EDUARDO PARRA - EUROPA PRESS
Lamenta que a Espanha enfrente a crise de Ceuta “sem um plano” e acusa Sánchez de “ceder” ao Marrocos
MADRID, 7 set. (EUROPA PRESS) -
O presidente de Melilha, Juan José Imbroda, afirmou nesta segunda-feira que a atitude do governo central diante da crise migratória de Ceuta não se deve apenas à “ineptidão” e apontou para uma possível “má-fé” do Executivo.
“Não faz sentido que seja tão ineficaz; deve haver algo mais”, afirmou Imbroda durante sua intervenção no café da manhã informativo do ‘Nueva Economía Fórum’, protagonizado pelo presidente de Ceuta, Juan Jesús Vivas, em Madri.
Além disso, o presidente regional lamentou que a Espanha enfrente a crise “sem um plano” nem um protocolo para responder a uma nova entrada em massa de migrantes, como a ocorrida no final de julho.
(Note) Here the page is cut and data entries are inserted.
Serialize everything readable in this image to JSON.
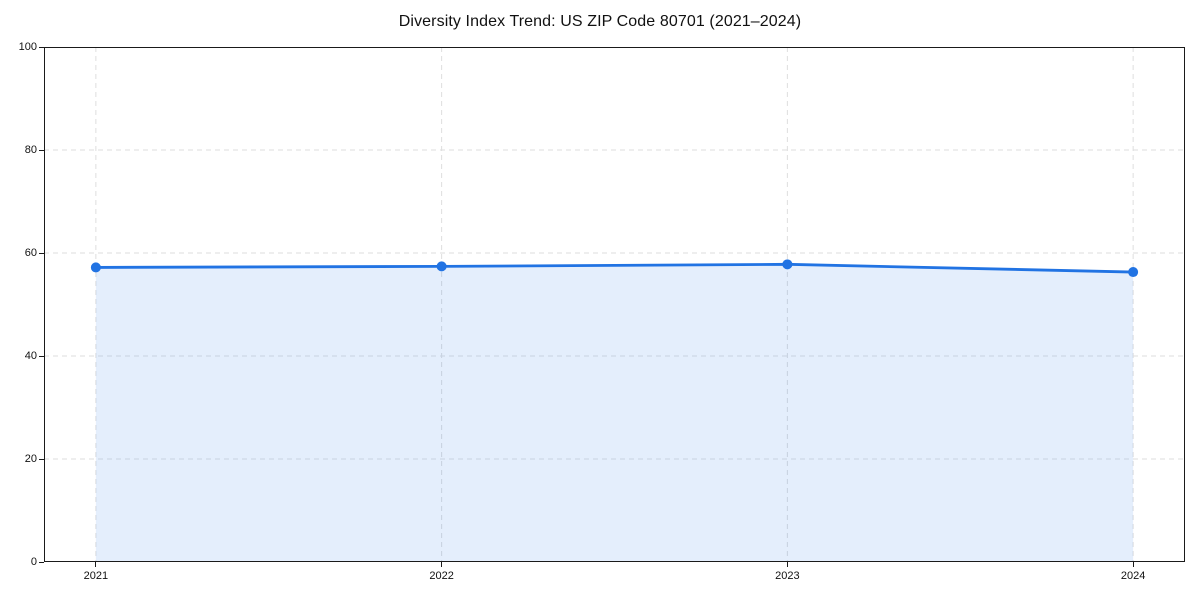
{
  "chart_data": {
    "type": "line",
    "title": "Diversity Index Trend: US ZIP Code 80701 (2021–2024)",
    "x": [
      2021,
      2022,
      2023,
      2024
    ],
    "x_tick_labels": [
      "2021",
      "2022",
      "2023",
      "2024"
    ],
    "y_ticks": [
      0,
      20,
      40,
      60,
      80,
      100
    ],
    "series": [
      {
        "name": "Diversity Index",
        "values": [
          57.2,
          57.4,
          57.8,
          56.3
        ]
      }
    ],
    "xlabel": "",
    "ylabel": "",
    "xlim": [
      2020.85,
      2024.15
    ],
    "ylim": [
      0,
      100
    ],
    "grid": "dashed-both",
    "legend_position": "none",
    "area_fill": true,
    "colors": {
      "line": "#2173e3",
      "marker": "#2173e3",
      "area": "rgba(33,115,227,0.12)",
      "gridline": "#dedede",
      "spine": "#1a1a1a",
      "text": "#111111"
    }
  }
}
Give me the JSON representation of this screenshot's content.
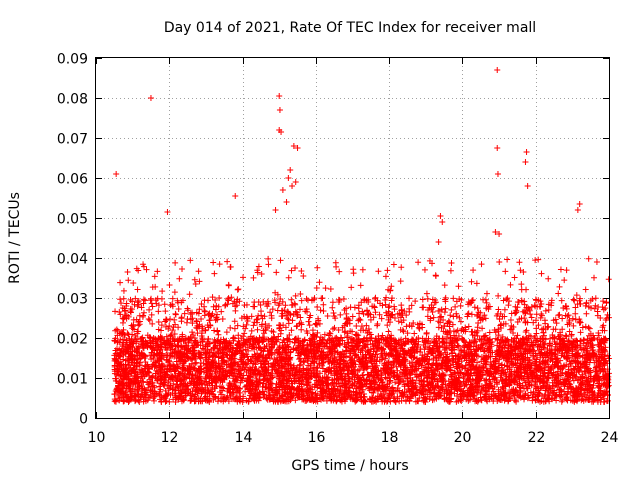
{
  "chart_data": {
    "type": "scatter",
    "title": "Day 014 of 2021, Rate Of TEC Index for receiver mall",
    "xlabel": "GPS time / hours",
    "ylabel": "ROTI / TECUs",
    "xlim": [
      10,
      24
    ],
    "ylim": [
      0,
      0.09
    ],
    "xticks": [
      "10",
      "12",
      "14",
      "16",
      "18",
      "20",
      "22",
      "24"
    ],
    "yticks": [
      "0",
      "0.01",
      "0.02",
      "0.03",
      "0.04",
      "0.05",
      "0.06",
      "0.07",
      "0.08",
      "0.09"
    ],
    "grid": true,
    "marker": "+",
    "color": "#ff0000",
    "series": [
      {
        "name": "ROTI",
        "x": [
          10.55,
          11.5,
          15.0,
          15.0,
          15.02,
          15.05,
          15.4,
          15.5,
          15.3,
          15.25,
          15.35,
          20.95,
          20.95,
          20.97,
          21.75,
          21.72,
          21.78,
          19.4,
          19.45,
          19.35,
          11.95,
          13.8,
          23.2,
          23.15,
          14.9,
          15.1,
          15.2,
          15.45,
          20.9,
          21.0
        ],
        "y": [
          0.061,
          0.08,
          0.0805,
          0.072,
          0.077,
          0.0715,
          0.068,
          0.0675,
          0.062,
          0.06,
          0.058,
          0.087,
          0.0675,
          0.061,
          0.0665,
          0.064,
          0.058,
          0.0505,
          0.049,
          0.044,
          0.0515,
          0.0555,
          0.0535,
          0.052,
          0.052,
          0.057,
          0.054,
          0.059,
          0.0465,
          0.046
        ]
      }
    ],
    "generated_series": {
      "x_start": 10.5,
      "x_end": 24.0,
      "count": 6200,
      "baseline_range": [
        0.004,
        0.02
      ],
      "typical_peak": 0.04
    }
  }
}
“O pior que pode acontecer, ou que já aconteceu, é não termos um plano. Não há um protocolo”, alertou, antes de questionar quais recursos seriam acionados diante de uma nova crise e qual seria o papel da Polícia, da Guarda Civil, das Forças e Corpos de Segurança do Estado ou do Exército. “Não temos isso”, insistiu.
Para Imbroda, essa falta de previsão obriga, além disso, a uma revisão do marco legal. “Melilla e Ceuta são diferentes. Se são diferentes em alguns aspectos, precisam ser diferentes em todos”, defendeu, reivindicando uma modificação nas leis que leve em conta a singularidade de ambas as cidades autônomas.
“CEDER PERANTE MARROCOS É UM GRANDE ERRO”
Diante das declarações vindas de Marrocos que questionam a soberania espanhola sobre as cidades autônomas, Imbroda lamentou que a Espanha ainda não tenha dado uma resposta “contundente”. “Ceuta está em chamas neste momento e pode explodir. Marrocos está insistindo em reivindicar Ceuta e Melilla e ainda não há uma resposta contundente por parte do governo da Espanha”, destacou.
“Há muito tempo, o que fazemos com Marrocos é ceder, e isso é um grande erro. É um erro clássico”, concluiu.
O presidente de Melilha também criticou a falta de decisões durante o mês de agosto e considerou “insuportável” que Sánchez permanecesse de férias enquanto a crise se desenrolava.
APOIO A VIVAS
Nesse contexto, Imbroda também criticou o fato de que, diante da falta de ações, o Executivo esteja agora tentando “atacar Juan Vivas” e “desacreditá-lo”.
“Veja quanta maldade deve haver em um presidente como Vivas, que se deparou com a pior situação já vivida na Espanha e está lutando para superá-la”, destacou.
Por isso, transmitiu “todo o apoio de Melilla” ao presidente de Ceuta e garantiu que ambas as cidades permanecerão unidas diante da situação. “Iremos junto com vocês e com a Espanha até onde for necessário”, afirmou.